El salafismo, al cual dice pertenecer el partido egipcio Al Nur, que progresó en su primera participación en las elecciones, es una corriente severa del islam sunita basada en una interpretación estricta y literal del Corán.
El salafismo es una escuela fundamentalista sunita que se dedica principalmente a copiar la forma de vida de los 'salaf', "los ancestros piadosos" (Mahoma y sus compañeros) en lengua árabe.
Los salafistas, adeptos de una lectura literal, imitan fundamentalmente la forma de vestirse de los 'salaf' y llevan, al igual que ellos, una larga barba, con el bigote afeitado.

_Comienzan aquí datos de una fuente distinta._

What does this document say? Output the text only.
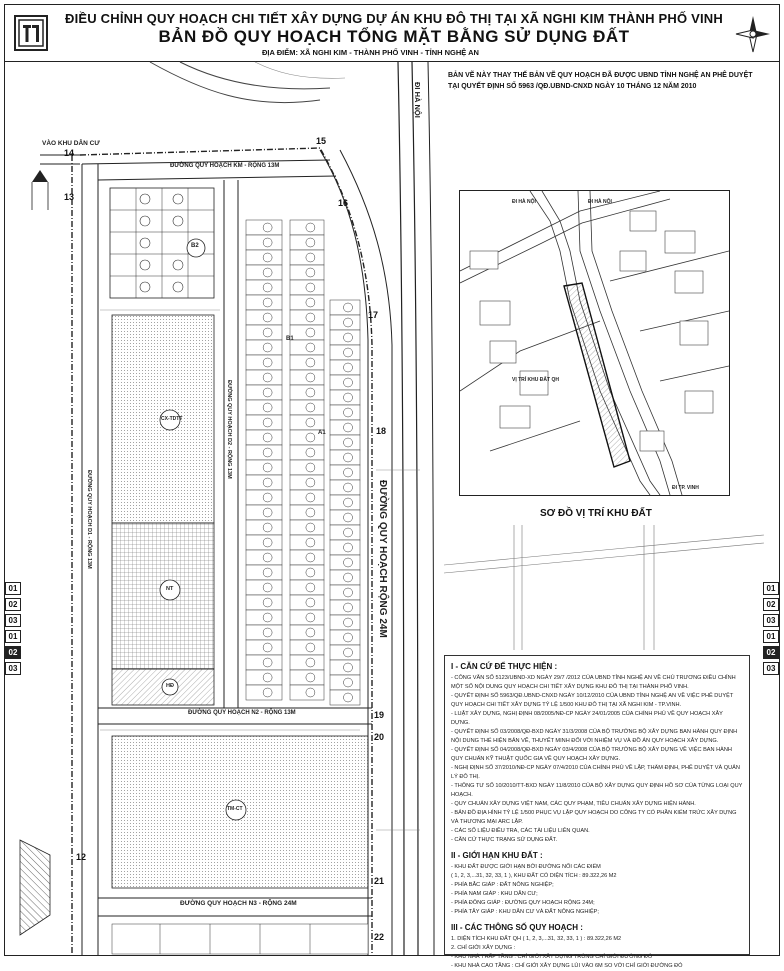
ĐIỀU CHỈNH QUY HOẠCH CHI TIẾT XÂY DỰNG DỰ ÁN KHU ĐÔ THỊ TẠI XÃ NGHI KIM THÀNH PHỐ VINH
BẢN ĐỒ QUY HOẠCH TỔNG MẶT BẰNG SỬ DỤNG ĐẤT
ĐỊA ĐIỂM: XÃ NGHI KIM - THÀNH PHỐ VINH - TỈNH NGHỆ AN
BẢN VẼ NÀY THAY THẾ BẢN VẼ QUY HOẠCH ĐÃ ĐƯỢC UBND TỈNH NGHỆ AN PHÊ DUYỆT TẠI QUYẾT ĐỊNH SỐ 5963 /QĐ.UBND-CNXD NGÀY 10 THÁNG 12 NĂM 2010
VÀO KHU DÂN CƯ
ĐI HÀ NỘI
ĐƯỜNG QUY HOẠCH KM - RỘNG 13M
ĐƯỜNG QUY HOẠCH N2 - RỘNG 13M
ĐƯỜNG QUY HOẠCH N3 - RỘNG 24M
ĐƯỜNG QUY HOẠCH D1 - RỘNG 13M
ĐƯỜNG QUY HOẠCH D2 - RỘNG 13M
ĐƯỜNG QUY HOẠCH RỘNG 24M
B2
B1
A1
CX-TDTT
NT
HĐ
TM-CT
14
15
13
16
17
18
19
20
12
21
22
01
02
03
01
02
03
01
02
03
01
02
03
ĐI HÀ NỘI	ĐI HÀ NỘI
VỊ TRÍ KHU ĐẤT QH
ĐI TP. VINH
SƠ ĐỒ VỊ TRÍ KHU ĐẤT
I - CĂN CỨ ĐỂ THỰC HIỆN :
- CÔNG VĂN SỐ 5123/UBND-XD NGÀY 29/7 /2012 CỦA UBND TỈNH NGHỆ AN VỀ CHỦ TRƯƠNG ĐIỀU CHỈNH MỘT SỐ NỘI DUNG QUY HOẠCH CHI TIẾT XÂY DỰNG KHU ĐÔ THỊ TẠI THÀNH PHỐ VINH.
- QUYẾT ĐỊNH SỐ 5963/QĐ.UBND-CNXD NGÀY 10/12/2010 CỦA UBND TỈNH NGHỆ AN VỀ VIỆC PHÊ DUYỆT QUY HOẠCH CHI TIẾT XÂY DỰNG TỶ LỆ 1/500 KHU ĐÔ THỊ TẠI XÃ NGHI KIM - TP.VINH.
- LUẬT XÂY DỰNG, NGHỊ ĐỊNH 08/2005/NĐ-CP NGÀY 24/01/2005 CỦA CHÍNH PHỦ VỀ QUY HOẠCH XÂY DỰNG.
- QUYẾT ĐỊNH SỐ 03/2008/QĐ-BXD NGÀY 31/3/2008 CỦA BỘ TRƯỞNG BỘ XÂY DỰNG BAN HÀNH QUY ĐỊNH NỘI DUNG THỂ HIỆN BẢN VẼ, THUYẾT MINH ĐỐI VỚI NHIỆM VỤ VÀ ĐỒ ÁN QUY HOẠCH XÂY DỰNG.
- QUYẾT ĐỊNH SỐ 04/2008/QĐ-BXD NGÀY 03/4/2008 CỦA BỘ TRƯỞNG BỘ XÂY DỰNG VỀ VIỆC BAN HÀNH QUY CHUẨN KỸ THUẬT QUỐC GIA VỀ QUY HOẠCH XÂY DỰNG.
- NGHỊ ĐỊNH SỐ 37/2010/NĐ-CP NGÀY 07/4/2010 CỦA CHÍNH PHỦ VỀ LẬP, THẨM ĐỊNH, PHÊ DUYỆT VÀ QUẢN LÝ ĐÔ THỊ.
- THÔNG TƯ SỐ 10/2010/TT-BXD NGÀY 11/8/2010 CỦA BỘ XÂY DỰNG QUY ĐỊNH HỒ SƠ CỦA TỪNG LOẠI QUY HOẠCH.
- QUY CHUẨN XÂY DỰNG VIỆT NAM, CÁC QUY PHẠM, TIÊU CHUẨN XÂY DỰNG HIỆN HÀNH.
- BẢN ĐỒ ĐỊA HÌNH TỶ LỆ 1/500 PHỤC VỤ LẬP QUY HOẠCH DO CÔNG TY CỔ PHẦN KIỂM TRỨC XÂY DỰNG VÀ THƯƠNG MẠI ARC LẬP.
- CÁC SỐ LIỆU ĐIỀU TRA, CÁC TÀI LIỆU LIÊN QUAN.
- CĂN CỨ THỰC TRẠNG SỬ DỤNG ĐẤT.
II - GIỚI HẠN KHU ĐẤT :
- KHU ĐẤT ĐƯỢC GIỚI HẠN BỞI ĐƯỜNG NỐI CÁC ĐIỂM
( 1, 2, 3,...31, 32, 33, 1 ), KHU ĐẤT CÓ DIỆN TÍCH : 89.322,26 M2
- PHÍA BẮC GIÁP : ĐẤT NÔNG NGHIỆP;
- PHÍA NAM GIÁP : KHU DÂN CƯ;
- PHÍA ĐÔNG GIÁP : ĐƯỜNG QUY HOẠCH RỘNG 24M;
- PHÍA TÂY GIÁP : KHU DÂN CƯ VÀ ĐẤT NÔNG NGHIỆP;
III - CÁC THÔNG SỐ QUY HOẠCH :
1. DIỆN TÍCH KHU ĐẤT QH ( 1, 2, 3,...31, 32, 33, 1 ) : 89.322,26 M2
2. CHỈ GIỚI XÂY DỰNG :
- KHU NHÀ THẤP TẦNG : CHỈ GIỚI XÂY DỰNG TRÙNG CHỈ GIỚI ĐƯỜNG ĐỎ
- KHU NHÀ CAO TẦNG : CHỈ GIỚI XÂY DỰNG LÙI VÀO 6M SO VỚI CHỈ GIỚI ĐƯỜNG ĐỎ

Las mujeres visten el niqab, que cubre integralmente su cuerpo y su rostro, revelando únicamente los ojos.
Preconizan la aplicación integral de la 'sharia' ('ley islámica') con la separación estricta de los sexos, y como se consideran los representantes del "verdadero" islam, llaman a purificar esta religión de toda influencia extranjera.
Rechazan las cuatro escuelas tradicionales del derecho musulmán y se inspiran únicamente en el Corán y la Suna, la tradición profética.
Son conservadores en su comportamiento, en las cuestiones sociales y las costumbres, pero relativamente liberales a nivel económico.
El principal teórico de este movimiento es Mohamed Ibn Abdel Wahab. Su doctrina, el 'wahabismo', fundada en el siglo XVIII, está vigente en reino ultraconservador saudita, donde surgió.
Tradicionalmente, los salfistas se mantienen apartados de la política, pues consideran que la democracia y las elecciones son invenciones humanas no conformes con la ley divina. Los salafistas egipcios se apartaron de esta interpretación para presentarse a las legislativas.